Someday I intend to write a book on all the things the seminaries fail to teach pastors. It would fill a book! And first on my list would be the ubiquitous ministry of and to the folding table.
The eight-foot folding table serves a pivotal role in the ministry of every church, no matter what the denomination. Churches have been known to prosper just fine for years on end without a minister, but no church could survive a week without an abundance of folding tables.
Like the wonderful symbolism of Communion or the basin and the towel, the folding table has a theology all its own. While the Table (with an upper-case "T") symbolizes the Christian's communion with the sacrificial death of our Lord, the table (with a lower-case "t") symbolizes the Christian's fellowship with other church members.
Around this eight-foot tribute to modern engineering, God's people hold committee meetings, study the Bible, and share potluck meals. The table provides the perfect place for the Bibles to rest while discussing a Sunday School lesson on the perseverance of the saints. If a committee has too many people to fit comfortably around a folding table, then the committee has too many people on it. The adorning stains and grease marks reek of Aunt Sue's cherry cobbler and Sister Sherry's fried chicken. A thousand fellowship meals spread before hungry worshippers have left their indelible mark.

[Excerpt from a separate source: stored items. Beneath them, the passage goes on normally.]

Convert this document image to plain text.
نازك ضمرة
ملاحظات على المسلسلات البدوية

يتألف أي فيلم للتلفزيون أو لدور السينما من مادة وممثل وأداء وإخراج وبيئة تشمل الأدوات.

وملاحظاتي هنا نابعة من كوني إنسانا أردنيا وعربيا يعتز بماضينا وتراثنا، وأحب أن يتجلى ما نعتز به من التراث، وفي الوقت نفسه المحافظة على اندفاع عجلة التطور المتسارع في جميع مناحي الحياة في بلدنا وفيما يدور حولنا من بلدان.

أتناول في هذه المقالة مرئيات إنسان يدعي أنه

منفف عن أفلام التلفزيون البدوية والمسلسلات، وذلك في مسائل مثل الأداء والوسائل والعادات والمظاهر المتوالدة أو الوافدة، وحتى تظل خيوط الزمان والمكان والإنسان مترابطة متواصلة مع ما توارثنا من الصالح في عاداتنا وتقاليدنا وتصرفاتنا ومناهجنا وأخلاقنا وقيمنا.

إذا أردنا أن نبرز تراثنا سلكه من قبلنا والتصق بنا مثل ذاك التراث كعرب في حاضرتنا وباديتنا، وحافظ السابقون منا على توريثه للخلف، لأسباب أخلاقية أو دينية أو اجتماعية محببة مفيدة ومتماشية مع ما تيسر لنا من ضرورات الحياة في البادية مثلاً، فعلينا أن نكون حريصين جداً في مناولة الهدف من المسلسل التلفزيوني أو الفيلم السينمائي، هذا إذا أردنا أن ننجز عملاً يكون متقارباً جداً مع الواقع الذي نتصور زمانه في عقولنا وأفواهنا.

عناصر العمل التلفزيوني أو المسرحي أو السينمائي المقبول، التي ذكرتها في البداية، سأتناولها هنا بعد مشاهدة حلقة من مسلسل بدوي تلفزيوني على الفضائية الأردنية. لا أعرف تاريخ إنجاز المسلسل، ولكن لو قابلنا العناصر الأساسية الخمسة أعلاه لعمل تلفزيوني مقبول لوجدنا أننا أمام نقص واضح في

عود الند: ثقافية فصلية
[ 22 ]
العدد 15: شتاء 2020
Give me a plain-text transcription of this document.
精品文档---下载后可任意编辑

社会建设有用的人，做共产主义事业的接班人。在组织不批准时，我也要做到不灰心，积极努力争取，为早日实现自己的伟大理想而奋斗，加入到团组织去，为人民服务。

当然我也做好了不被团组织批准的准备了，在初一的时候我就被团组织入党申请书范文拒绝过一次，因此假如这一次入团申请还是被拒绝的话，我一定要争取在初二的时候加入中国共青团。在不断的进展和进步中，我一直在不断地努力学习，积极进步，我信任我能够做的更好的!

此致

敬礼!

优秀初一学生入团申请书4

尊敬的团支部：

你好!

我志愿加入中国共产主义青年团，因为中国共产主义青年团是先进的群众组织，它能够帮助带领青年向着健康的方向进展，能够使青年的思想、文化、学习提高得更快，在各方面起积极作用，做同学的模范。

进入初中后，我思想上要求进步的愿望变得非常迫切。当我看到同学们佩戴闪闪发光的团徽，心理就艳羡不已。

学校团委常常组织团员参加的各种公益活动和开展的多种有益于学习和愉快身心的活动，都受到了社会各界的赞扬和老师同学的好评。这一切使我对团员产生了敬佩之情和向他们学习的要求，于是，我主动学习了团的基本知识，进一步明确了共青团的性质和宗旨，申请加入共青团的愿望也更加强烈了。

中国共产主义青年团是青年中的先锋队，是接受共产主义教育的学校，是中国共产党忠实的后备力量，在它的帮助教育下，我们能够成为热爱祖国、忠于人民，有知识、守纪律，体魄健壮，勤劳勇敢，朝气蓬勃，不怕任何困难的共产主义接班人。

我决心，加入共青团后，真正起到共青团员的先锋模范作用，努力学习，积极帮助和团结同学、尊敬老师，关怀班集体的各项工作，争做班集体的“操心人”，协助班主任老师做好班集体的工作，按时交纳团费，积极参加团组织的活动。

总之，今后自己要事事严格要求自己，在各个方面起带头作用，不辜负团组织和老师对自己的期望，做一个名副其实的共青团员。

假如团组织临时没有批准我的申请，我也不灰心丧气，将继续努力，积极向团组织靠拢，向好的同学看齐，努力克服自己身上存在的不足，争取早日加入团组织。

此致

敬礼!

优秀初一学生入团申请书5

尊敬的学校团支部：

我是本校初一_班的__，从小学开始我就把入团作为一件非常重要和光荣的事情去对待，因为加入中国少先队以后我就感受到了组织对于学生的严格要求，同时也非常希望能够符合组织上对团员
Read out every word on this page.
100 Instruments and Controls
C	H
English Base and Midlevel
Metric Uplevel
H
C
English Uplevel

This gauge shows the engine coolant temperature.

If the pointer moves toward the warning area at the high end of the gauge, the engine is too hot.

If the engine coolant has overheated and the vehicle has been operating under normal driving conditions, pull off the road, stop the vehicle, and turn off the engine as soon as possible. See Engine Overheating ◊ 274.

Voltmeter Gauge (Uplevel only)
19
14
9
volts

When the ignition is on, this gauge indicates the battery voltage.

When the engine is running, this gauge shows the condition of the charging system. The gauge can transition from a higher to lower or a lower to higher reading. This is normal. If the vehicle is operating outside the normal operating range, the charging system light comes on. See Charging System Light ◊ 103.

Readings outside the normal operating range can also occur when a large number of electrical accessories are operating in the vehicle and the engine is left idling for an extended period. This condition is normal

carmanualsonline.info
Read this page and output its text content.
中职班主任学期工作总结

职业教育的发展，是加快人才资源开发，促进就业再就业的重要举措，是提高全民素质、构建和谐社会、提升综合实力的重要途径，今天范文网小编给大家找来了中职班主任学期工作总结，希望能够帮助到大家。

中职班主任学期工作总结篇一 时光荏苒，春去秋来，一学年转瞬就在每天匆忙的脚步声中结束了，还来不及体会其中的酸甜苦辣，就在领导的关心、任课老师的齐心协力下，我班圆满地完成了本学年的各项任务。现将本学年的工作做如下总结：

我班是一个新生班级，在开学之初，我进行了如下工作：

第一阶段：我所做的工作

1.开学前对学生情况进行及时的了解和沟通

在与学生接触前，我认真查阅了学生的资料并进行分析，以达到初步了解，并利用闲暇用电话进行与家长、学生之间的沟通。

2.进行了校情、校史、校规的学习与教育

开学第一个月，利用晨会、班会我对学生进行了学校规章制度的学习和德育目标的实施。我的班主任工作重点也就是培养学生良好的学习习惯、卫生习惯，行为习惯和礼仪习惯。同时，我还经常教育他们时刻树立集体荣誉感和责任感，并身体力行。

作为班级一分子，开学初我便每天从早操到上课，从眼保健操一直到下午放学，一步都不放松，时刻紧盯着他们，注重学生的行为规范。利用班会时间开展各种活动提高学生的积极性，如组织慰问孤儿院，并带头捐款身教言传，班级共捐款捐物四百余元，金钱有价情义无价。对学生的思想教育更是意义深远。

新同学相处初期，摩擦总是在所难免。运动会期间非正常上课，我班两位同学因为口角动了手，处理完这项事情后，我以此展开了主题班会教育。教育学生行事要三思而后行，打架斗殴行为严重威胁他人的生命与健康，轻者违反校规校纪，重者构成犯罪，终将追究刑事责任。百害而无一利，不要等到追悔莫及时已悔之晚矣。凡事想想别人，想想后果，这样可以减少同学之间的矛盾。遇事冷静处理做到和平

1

And they multiply like rabbits. Where was there ever a church with enough folding tables? Count the membership and divide by eight, and the product tells how many to start with. But then you remember that at least one is needed for each Sunday School room. And what about the display of religious literature at the back of the foyer? What else could there be to hold the brass bells for the bell choir? And the pastor will need one for his computer, printer, and sermon notes for Sunday. Oh, just go ahead and figure one folding table per active member!
But there is not only the ministry OF the folding table; there is the ministry TO the folding table. And that's the part they neglect to tell about in seminary. Wonderful inventions that they are; their very flexibility demands that they be set up, taken down, moved, and stacked away only to be unstacked and put back up for the next meeting or meal.
And it's the minister who is usually the only one around when ministry TO the table is needed. McDonalds may boast of their billions of hamburgers sold, but any minister's tenure can be measured in the thousands or millions of folding-tables moved.
The children's choir director is having a lock-in at church tonight, but, of course, the tables were still left up from the Monday Night Dinner. She wants them down. Oh, sure, she could call somebody else to come do it, but the minister is always conveniently just down the hall.
"Would you mind?" "No, I don't mind." And I don't. Really. I'm not too good to put up or take down a few folding tables. And so it happens just like that every week and has for 30 years! I'm ALWAYS the one there. And the tables have to be put up, taken down, or changed around what seems like a hundred times a week.
Folding tables are unwieldy, heavy and awkward. To be strong enough they must be heavy. To seat enough, they must be big. They are just heavy enough that one person can lift them - barely. When two grab hold of one, you usually wind up working and pulling against one another, making the job harder rather than easier.
They are always made out of flake board which is the heaviest wood available. But flake board is ugly and comes apart when it gets water on it, so the wood is covered with laminate. Then the metal part is added beneath. And they always have a lip that runs around the bottom of the table placed just so. Just so that it cuts into your hand when you try to carry the tables. Some of us have wised up and actually carry the tables by grabbing the folded legs instead of the lip. That way the lip doesn't cut your hand; it cuts your wrist.
Oh, and you definitely cannot push a folding table because, of course, it folds up on you. Literally ON YOU. Usually your foot. And after exactly 22 minutes of use, the metal folding parts underneath are bent and mangled so badly that it takes a ball peen hammer to get them to fold up.
And don't think you are going to get out of carrying them by stacking them on a table cart. Yes, it is possible. But no, it is not possible to stack ten folding tables on top of each other without scratching all the laminate off the top of every other one. Wise stackers try to pile them with folding legs together, alternating laminate up and laminate down. Sounds great, but then the folding legs lock onto one another like two teenagers with braces kissing. And it's a proven fact - one person cannot stack folding tables on the cart alone. Not without utterly destroying the tables.
The folks at seminary never taught me that I was going to spend half of my time wrestling with folding tables! Perhaps they need to add a new required course called, "The Ministry of the Folding Table." The syllabus would explain that the student will explore the double meaning of the humble folding table as a ministry tool and as the embodiment of evil. The course would critique the pastor's pivotal role in the ministry OF the table, TO the table, and FOR the table.
After 30 years of lugging, folding, pushing, pulling, shifting, and
wrestling folding tables, I could teach the course!